I passed the state board exam today with a 95%. It was a breeze!
Nervioso is on the telephone right now. He’s listening to what I’m writing. I might give him these journals before I leave MA, as there are too many bad times here and I wish to start anew in CT and put the past behind me.
My Aunt Ruth and Cousin Philip are great. They treat me well. Phil’s gonna see if I can meet Gloria at her concert in Bristol, CT on Sept. 3rd through a friend of his who promotes the concerts there.
The only thing Aunt Ruth said that was kind of mean, or negative, I should say, was, “You can hardly take care of yourself, so how could you take care of a kid?” when we were discussing the subject. I don’t think needing rides constitutes not being able to take care of myself. If I couldn’t take care of myself, I wouldn’t have been on my own this long.
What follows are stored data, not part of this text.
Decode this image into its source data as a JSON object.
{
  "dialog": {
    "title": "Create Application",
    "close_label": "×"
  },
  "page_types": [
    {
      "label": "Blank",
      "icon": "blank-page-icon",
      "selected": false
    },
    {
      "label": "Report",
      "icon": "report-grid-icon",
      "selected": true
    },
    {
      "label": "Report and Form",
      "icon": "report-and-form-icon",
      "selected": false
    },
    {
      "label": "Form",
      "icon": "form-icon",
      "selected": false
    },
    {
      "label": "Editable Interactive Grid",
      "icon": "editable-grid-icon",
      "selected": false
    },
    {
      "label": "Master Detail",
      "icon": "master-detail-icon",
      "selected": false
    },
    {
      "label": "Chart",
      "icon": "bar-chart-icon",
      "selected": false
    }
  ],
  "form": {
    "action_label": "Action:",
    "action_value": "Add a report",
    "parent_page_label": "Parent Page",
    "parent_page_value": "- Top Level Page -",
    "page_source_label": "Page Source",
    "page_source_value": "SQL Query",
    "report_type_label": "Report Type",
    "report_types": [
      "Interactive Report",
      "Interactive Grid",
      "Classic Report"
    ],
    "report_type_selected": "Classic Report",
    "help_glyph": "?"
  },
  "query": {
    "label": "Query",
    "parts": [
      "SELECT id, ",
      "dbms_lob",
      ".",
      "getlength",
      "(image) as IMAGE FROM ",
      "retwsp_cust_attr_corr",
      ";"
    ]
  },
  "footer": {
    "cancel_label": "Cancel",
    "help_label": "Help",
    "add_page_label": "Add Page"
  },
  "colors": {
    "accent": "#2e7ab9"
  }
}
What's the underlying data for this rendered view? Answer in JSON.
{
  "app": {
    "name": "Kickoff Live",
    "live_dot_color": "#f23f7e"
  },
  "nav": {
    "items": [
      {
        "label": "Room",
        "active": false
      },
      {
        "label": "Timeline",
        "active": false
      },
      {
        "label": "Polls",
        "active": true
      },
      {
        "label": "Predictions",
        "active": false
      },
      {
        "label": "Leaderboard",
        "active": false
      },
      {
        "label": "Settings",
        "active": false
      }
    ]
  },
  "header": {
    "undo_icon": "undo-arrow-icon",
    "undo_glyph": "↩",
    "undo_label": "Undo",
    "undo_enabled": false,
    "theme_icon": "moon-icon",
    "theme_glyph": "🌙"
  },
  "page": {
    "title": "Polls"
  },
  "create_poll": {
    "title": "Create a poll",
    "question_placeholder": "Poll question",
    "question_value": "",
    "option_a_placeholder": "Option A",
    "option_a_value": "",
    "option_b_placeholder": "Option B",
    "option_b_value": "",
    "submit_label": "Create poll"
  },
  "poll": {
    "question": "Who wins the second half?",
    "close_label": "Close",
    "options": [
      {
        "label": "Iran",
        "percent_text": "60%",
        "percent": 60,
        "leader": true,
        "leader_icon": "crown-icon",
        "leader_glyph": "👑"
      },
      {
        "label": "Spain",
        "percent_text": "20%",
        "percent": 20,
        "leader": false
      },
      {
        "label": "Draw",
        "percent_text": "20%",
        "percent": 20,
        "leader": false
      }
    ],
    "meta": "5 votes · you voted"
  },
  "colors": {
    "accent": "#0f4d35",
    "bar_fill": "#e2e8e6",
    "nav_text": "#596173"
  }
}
I wasn’t going to tell Emily about my moving cuz I feel she has abandoned our friendship. But maybe I will. If I don’t, she’ll always wonder what became of me. Maybe I’ll try calling her later, and also, I’ll call Nellie but won’t tell her yet.
I wonder how long it’s gonna take before I move. The sooner the better. I just don’t know if I’ll always like being close to Tammy, but I’ve learned to ignore her bullshit anyhow.